La distribuzione delle risorse deve essere fatta secondo criteri oggettivi che tengano conto del bene comune, la recente esperienza ci ha insegnato che è necessario accorpare le specialità in modo da potere ottenere una sinergia di azione sui pazienti più complessi che necessitano di elevata intensità di cura. La recente esperienza ha dimostrato che per garantire a tutti la stessa opportunità di accesso alle cure si deve potenziare il territorio. Dove potenziare significa soprattutto integrare territorio e ospedale in modo che diventino da realtà contrapposte a un’unica modalità di cura che si continua nel tempo e nei modi per farsi carico di chi ha bisogno nei modi migliori e più facilmente fruibili.
Forse una soluzione sarebbe quella di passare da quattro ospedali distinti a un unico ospedale articolato su quattro sedi (la formula degli ospedali riuniti) che permetterebbe più agevolmente di distribuire le risorse sul territorio secondo le necessità del momento. Così come è avvenuto durante l’emergenza COVID. Si è concentrato ad Enna la cura dei pazienti infetti, e con le procedure corrette non si è diffuso il contagio nel territorio cittadino, demandando il non Covid ad altre sedi.
In questo particolare momento alla luce dei decreti che sono stati emanati ritengo sia possibile ritornare ai tavoli regionali per riprendere a trattare sulla sanità del nostro territorio cercando di ottenere una risposta adeguata ai nostri bisogni. Superando logiche ragioneristiche (peraltro male applicate) che hanno privato il nostro territorio di risorse importante a vantaggio delle aree metropolitane che invece concentrano servizi e strutture (anche nella sanità privata) a scapito del territorio della Sicilia Centrale; concentrazione stigmatizzata recentemente anche da una sentenza della corte dei conti.
Un meccanismo perverso che si chiama indice di fuga (ovvero il conteggio delle prestazioni erogate a utenti del nostro territorio che si fanno curare altrove) che alla fine dell’anno viene sottratto alle risorse destinate alla nostra ASP per essere destinato altrove (è inutile pagare strutture che non erogano prestazioni, meglio indirizzare le risorse nelle sedi preferite dagli utenti) accelera questo meccanismo di centralizzazione che contribuisce significativamente al processo di desertificazione della nostra provincia.

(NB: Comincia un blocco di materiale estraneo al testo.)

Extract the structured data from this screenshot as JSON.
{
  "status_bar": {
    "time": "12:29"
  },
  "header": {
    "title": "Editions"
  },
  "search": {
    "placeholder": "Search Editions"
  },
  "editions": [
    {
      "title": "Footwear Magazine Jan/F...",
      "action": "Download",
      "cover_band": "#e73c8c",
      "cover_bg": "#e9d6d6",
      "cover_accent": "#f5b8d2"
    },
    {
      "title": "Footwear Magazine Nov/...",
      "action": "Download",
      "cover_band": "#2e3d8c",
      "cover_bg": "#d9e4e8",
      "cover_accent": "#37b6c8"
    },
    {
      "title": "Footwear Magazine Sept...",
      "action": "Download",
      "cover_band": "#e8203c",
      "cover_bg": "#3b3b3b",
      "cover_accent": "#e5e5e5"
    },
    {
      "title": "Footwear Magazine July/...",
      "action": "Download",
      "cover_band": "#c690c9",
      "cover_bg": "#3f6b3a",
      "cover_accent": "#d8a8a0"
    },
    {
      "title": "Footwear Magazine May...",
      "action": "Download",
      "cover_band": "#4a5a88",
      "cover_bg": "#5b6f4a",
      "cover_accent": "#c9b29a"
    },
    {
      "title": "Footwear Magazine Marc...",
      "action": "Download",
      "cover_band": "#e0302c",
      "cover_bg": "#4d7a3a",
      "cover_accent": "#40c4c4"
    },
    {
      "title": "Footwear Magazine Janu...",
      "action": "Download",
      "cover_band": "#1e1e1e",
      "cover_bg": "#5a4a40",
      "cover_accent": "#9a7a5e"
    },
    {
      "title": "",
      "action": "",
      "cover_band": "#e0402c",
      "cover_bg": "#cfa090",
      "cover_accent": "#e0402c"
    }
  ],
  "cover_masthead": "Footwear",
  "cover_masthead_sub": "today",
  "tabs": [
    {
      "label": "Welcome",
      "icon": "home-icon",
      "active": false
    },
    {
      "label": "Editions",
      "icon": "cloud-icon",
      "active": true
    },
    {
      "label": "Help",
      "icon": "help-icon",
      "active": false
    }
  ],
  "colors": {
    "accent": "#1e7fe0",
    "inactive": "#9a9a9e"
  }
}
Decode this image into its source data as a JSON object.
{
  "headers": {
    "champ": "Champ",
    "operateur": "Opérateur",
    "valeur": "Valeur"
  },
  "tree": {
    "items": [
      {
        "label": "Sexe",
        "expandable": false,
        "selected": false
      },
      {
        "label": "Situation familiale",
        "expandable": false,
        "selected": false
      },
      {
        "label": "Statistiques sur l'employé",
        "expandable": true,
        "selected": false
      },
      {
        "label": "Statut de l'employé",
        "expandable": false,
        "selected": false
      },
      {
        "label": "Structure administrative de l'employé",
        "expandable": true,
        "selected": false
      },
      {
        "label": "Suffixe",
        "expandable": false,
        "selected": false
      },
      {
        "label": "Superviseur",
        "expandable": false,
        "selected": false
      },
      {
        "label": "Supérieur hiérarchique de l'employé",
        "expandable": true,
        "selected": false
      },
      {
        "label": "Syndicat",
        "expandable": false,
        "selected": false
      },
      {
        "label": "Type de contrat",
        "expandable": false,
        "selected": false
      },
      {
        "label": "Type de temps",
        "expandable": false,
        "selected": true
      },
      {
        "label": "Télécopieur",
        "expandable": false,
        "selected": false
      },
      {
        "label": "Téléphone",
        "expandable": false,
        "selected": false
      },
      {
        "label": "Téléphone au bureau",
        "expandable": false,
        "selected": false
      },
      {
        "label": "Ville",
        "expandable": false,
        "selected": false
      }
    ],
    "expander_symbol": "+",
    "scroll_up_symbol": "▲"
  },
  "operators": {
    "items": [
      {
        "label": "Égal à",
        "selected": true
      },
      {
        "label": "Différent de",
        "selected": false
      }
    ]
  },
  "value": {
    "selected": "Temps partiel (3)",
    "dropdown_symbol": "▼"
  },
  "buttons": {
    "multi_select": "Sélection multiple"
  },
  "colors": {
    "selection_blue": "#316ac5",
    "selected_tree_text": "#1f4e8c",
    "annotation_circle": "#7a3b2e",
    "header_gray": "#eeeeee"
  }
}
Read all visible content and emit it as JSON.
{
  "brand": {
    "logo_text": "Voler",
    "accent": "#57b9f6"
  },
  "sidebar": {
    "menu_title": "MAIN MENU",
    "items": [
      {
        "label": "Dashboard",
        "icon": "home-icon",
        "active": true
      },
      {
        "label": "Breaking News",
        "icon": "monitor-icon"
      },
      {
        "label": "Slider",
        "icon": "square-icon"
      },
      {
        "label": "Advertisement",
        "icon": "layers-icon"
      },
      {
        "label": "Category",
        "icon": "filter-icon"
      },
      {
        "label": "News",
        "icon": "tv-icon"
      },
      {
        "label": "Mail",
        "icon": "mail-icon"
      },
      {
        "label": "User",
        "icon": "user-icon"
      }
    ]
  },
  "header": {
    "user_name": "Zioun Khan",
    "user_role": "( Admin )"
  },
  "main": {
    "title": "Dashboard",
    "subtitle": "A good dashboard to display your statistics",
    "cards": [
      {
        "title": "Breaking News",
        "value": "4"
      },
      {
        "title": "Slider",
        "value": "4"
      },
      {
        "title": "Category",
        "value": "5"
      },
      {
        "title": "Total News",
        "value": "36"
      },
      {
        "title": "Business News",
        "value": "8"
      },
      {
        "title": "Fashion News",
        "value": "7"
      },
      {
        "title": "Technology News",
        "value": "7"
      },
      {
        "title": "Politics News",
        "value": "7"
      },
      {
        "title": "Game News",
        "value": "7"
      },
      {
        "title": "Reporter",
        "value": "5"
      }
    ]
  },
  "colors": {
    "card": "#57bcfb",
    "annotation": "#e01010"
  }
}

Quindi tornare alla normalità con i presupposti per migliorare e per fornire servizi migliori passa senz’altro attraverso una visione del bene comune superando i particolarismi di campanile che non hanno più ragione di essere e che anzi sul breve periodo se pervicacemente portati avanti ci costringeranno, per curarci, ad andare a Catania o a Caltanissetta.